John Gruber’s criticism (http://daringfireball.net/2011/06/windows_8_fundamentally_flawed) of running applications like Excel in a touchscreen interface is spot on. Having worked with tablet PCs for a number of years, I know that bolting a bunch of touch extensions on top of what is ostensibly a mouse-oriented interface does not make for great user experience.
Yet I don’t necessarily see Windows 8 as trying to do exactly what the iPad is doing, and I think that’s it’s strength. All the “iPad killers” so far have just been mimicking the iPad, and not really offering anything different. You can’t beat Apple at their own game.
So what Microsoft has tried to do is what they always do. Be flexible. This flexibility certainly comes at a cost of elegance and ease of use, but in a strange way that’s their strength.
Apple makes their software and hardware tightly coupled. This gives the customer less choice and flexibilty (such as no bluray drives on Macs) but ultimately a more carefully designed user experience. Microsoft allows their software to be run on a huge range of hardware. This gives the customer more choice and flexibility, but with that comes the pain of drivers, compatibilities, and other usability nightmares.
Apple made a new operating system so that it was completely focused on touch, yet still has the Mac OS that is completely focused on the mouse. To that end, Mac OS is excellent at being a mouse-based operating system, and iOS is excellent at being a touch-based operating system, but they’d be terrible the other way around. Mac OS will never be a touch-screen operating system, and iOS will never be a mouse-based operating system.
Windows 8, on the other hand, is trying to be a jack of all trades. And of course, with that could well come the flipside: master of none. While you can run mouse-based Excel on the touch-screen, it will suck. But at least you have the flexibility to do it. And I’m sure there are some apps on Windows 8 that work great as touch-screen apps, but suck with a mouse. But feel free to go nuts with that.
So ultimately, I think the way it’s going to work well for Microsoft is the flexibility. With the iPad, Apple created a computer that was so easy to use your grandma could do it. That same grandma would struggle to use Mac OS. With Windows 8, Microsoft has a platform that is also so simple your grandma could use it… as long as they don’t install any “advanced” apps like Excel. Yet that same operating system could be used by an expert to do advanced tasks… but grandma is once again out of luck.

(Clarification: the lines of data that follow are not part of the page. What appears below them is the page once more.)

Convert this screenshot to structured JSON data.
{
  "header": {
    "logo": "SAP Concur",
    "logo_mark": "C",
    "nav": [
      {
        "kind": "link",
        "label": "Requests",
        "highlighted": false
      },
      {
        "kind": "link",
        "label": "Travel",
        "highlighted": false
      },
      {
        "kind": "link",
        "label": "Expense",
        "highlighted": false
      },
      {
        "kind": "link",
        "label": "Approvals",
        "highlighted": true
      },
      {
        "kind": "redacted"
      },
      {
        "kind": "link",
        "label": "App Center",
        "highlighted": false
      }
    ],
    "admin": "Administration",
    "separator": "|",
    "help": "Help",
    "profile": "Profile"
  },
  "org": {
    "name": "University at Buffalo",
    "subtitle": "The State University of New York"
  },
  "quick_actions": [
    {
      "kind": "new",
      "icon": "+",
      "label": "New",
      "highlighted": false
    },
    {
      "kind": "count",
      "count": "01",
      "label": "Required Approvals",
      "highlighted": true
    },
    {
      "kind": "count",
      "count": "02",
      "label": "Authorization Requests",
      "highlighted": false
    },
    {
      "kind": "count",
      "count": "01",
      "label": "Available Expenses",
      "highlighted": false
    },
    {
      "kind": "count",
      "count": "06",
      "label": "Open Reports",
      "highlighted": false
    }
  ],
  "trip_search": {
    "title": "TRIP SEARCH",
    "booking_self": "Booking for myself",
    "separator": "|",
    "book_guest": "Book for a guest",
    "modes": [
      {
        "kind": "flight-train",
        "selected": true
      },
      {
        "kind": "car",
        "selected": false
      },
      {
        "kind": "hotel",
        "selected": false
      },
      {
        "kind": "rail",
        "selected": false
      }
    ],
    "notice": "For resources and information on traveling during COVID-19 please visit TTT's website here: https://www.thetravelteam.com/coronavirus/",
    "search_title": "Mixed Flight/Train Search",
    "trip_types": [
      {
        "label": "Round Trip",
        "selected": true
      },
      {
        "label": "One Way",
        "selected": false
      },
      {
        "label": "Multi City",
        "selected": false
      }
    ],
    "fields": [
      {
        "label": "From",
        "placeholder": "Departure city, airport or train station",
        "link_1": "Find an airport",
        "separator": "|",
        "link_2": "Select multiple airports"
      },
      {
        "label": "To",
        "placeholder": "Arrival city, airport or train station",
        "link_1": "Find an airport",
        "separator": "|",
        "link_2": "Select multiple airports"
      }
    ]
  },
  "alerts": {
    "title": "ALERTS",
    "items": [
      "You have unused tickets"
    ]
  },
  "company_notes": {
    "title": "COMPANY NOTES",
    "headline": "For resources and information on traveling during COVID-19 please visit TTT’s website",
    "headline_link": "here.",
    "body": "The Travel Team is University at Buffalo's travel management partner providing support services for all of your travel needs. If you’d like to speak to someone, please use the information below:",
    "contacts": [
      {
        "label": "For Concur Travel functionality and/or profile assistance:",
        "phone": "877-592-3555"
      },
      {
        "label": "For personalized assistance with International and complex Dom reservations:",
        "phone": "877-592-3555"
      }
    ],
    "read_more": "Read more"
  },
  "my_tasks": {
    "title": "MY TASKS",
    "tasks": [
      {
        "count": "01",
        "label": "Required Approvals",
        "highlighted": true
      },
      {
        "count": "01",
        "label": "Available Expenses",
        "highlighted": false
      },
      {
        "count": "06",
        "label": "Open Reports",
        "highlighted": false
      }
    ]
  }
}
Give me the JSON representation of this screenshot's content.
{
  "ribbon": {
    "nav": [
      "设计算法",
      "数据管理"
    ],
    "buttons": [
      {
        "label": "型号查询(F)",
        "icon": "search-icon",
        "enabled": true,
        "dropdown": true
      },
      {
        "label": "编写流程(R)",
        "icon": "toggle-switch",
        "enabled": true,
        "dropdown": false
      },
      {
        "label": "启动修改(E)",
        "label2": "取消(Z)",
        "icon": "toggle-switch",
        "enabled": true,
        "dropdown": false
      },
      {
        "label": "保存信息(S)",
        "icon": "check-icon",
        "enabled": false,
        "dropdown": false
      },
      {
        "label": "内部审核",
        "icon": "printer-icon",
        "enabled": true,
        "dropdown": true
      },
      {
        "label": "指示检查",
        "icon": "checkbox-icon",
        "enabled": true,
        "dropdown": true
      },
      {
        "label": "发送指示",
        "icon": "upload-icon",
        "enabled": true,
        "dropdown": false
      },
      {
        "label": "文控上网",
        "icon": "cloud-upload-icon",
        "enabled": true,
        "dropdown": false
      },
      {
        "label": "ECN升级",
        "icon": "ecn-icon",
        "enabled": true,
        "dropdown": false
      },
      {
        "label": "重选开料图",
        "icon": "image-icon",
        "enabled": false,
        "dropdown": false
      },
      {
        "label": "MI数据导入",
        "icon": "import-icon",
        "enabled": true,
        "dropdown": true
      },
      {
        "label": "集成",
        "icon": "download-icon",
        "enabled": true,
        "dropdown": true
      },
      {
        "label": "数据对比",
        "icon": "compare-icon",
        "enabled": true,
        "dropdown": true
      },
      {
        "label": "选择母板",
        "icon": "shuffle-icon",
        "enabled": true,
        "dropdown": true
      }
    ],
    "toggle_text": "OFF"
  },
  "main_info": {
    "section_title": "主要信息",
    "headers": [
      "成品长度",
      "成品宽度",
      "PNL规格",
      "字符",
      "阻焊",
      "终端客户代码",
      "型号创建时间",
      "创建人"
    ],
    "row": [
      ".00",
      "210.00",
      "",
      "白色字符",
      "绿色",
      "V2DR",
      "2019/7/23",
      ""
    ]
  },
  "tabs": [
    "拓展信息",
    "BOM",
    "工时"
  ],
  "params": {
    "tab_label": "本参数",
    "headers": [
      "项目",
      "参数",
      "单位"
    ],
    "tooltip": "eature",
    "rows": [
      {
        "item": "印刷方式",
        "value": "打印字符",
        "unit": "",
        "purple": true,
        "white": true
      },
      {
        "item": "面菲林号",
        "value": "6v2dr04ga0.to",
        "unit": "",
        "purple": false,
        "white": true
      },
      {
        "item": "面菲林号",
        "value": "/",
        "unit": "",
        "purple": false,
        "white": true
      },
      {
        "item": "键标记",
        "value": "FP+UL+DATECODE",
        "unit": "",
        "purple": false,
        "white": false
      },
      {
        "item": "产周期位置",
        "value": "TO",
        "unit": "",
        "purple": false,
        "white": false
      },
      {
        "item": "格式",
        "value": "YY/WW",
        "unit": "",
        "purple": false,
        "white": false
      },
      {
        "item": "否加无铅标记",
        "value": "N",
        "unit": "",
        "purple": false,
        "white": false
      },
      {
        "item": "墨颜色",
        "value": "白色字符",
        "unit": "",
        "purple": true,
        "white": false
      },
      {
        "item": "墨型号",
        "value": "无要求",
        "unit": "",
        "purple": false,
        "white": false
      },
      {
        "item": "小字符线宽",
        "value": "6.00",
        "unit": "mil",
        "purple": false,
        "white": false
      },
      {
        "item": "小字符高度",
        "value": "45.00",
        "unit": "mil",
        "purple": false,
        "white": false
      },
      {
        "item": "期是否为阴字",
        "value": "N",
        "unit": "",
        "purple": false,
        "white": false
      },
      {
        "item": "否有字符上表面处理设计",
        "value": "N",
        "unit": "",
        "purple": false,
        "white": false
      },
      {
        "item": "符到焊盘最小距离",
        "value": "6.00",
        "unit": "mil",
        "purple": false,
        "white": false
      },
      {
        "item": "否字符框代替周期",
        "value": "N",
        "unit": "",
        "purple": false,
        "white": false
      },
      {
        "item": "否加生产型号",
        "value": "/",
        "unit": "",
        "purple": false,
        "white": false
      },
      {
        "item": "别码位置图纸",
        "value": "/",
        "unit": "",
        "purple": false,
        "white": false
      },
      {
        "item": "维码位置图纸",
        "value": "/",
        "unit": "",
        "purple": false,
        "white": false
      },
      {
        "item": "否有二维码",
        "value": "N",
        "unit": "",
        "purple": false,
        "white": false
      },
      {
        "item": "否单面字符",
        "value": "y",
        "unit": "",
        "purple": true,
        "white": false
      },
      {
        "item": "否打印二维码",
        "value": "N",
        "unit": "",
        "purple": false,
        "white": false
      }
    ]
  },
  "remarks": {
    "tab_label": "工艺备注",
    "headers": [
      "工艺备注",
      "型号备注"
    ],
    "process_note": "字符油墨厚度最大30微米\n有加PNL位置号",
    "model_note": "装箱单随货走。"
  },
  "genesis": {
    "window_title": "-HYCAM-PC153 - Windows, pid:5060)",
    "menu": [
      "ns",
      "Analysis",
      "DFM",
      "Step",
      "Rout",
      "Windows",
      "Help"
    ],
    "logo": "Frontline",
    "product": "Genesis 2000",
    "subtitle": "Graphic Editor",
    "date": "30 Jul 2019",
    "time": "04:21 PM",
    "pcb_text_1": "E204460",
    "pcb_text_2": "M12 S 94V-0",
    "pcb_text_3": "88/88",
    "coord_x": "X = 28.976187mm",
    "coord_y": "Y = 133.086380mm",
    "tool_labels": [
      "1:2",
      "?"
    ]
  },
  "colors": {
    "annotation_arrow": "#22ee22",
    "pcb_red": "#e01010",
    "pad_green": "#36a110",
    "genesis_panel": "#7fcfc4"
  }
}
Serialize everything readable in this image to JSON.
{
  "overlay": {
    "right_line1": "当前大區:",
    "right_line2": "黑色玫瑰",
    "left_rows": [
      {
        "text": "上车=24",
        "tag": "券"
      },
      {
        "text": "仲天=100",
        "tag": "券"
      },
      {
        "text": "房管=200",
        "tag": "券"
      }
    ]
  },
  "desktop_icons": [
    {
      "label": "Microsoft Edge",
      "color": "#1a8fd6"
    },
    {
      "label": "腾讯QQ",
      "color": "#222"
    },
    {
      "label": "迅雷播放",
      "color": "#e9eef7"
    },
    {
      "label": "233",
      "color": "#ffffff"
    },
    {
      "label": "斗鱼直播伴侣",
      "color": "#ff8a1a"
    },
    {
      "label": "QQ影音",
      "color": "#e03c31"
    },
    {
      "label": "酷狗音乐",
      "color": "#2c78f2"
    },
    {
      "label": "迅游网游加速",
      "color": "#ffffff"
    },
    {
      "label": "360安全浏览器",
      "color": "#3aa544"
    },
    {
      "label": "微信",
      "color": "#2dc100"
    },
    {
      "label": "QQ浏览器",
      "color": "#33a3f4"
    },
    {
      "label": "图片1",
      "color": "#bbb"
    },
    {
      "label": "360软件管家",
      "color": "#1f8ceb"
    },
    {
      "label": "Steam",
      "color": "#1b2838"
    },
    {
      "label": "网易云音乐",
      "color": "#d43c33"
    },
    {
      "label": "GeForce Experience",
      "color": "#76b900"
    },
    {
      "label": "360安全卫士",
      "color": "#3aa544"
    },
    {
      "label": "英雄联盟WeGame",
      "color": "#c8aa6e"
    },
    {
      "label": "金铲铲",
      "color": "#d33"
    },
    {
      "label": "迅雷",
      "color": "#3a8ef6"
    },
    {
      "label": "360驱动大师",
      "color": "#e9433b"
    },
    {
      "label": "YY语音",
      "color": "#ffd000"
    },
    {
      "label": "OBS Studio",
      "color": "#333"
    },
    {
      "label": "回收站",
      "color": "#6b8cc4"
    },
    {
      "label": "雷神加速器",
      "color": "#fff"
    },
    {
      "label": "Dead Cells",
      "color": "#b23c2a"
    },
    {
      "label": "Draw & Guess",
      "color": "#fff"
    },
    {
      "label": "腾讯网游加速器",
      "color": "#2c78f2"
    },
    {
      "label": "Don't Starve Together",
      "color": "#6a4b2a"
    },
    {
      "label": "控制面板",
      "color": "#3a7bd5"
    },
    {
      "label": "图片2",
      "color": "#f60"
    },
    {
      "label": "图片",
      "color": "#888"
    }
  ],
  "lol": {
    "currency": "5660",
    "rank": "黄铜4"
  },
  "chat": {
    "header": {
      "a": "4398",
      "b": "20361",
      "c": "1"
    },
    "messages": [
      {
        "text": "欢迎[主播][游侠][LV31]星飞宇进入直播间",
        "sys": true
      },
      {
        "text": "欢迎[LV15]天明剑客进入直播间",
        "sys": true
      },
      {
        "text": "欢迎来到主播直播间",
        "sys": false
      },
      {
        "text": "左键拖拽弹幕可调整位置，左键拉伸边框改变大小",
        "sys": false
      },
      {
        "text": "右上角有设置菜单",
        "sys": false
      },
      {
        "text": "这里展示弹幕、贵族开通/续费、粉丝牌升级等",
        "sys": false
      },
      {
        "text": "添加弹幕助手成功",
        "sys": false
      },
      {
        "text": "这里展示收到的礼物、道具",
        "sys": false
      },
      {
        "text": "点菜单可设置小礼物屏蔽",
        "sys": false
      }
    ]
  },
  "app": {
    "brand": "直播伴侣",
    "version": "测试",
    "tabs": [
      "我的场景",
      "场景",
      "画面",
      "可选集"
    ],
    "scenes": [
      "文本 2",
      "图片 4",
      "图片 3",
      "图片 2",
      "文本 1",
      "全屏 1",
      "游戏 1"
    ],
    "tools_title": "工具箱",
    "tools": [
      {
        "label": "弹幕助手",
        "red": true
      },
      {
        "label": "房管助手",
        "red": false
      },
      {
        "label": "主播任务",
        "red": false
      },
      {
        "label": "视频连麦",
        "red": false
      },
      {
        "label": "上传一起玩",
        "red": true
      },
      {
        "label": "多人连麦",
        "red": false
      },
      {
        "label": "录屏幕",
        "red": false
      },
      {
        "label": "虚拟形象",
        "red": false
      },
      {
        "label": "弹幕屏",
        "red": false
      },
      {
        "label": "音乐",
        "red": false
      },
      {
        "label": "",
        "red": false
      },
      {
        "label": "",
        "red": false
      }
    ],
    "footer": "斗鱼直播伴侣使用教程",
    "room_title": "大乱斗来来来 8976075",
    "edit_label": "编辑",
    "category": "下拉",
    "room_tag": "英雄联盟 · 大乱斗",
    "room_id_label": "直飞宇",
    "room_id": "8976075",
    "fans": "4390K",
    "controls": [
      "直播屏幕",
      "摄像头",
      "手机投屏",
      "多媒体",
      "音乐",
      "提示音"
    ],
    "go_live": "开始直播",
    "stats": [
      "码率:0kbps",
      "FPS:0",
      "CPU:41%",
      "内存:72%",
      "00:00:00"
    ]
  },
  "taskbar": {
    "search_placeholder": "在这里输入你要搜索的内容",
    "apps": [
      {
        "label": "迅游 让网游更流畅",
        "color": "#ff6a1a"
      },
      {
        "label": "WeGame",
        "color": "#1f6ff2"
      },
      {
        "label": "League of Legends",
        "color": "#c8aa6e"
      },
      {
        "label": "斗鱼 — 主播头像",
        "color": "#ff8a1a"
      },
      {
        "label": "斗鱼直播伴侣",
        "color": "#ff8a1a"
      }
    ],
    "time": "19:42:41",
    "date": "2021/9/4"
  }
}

Time will tell if the lack of tight hardware integration is as bad for novice users as it is in Windows 7 and below. This would, of course, throw the grandma argument out the window. It also remains to be seen if the somewhat limited multi-tasking abilities of Windows 8 will threaten the expert users; though it seems Windows users for the most part prefer running things fullscreen (more on this observation in a future post), so it may not be an issue at all. It’s also entirely possible that over time, advanced applications like Excel will become more touch-friendly, and the line between basic user and expert user becomes more blurred.
On the whole, I reiterate that I think Windows 8 looks very promising. Instead of trying to out-Apple Apple, Microsoft has perhaps realised its success can be in emphasising the ways it is different from Apple. Apple is the best in the industry when it comes to user experience, but Microsoft can’t be beat on flexibility.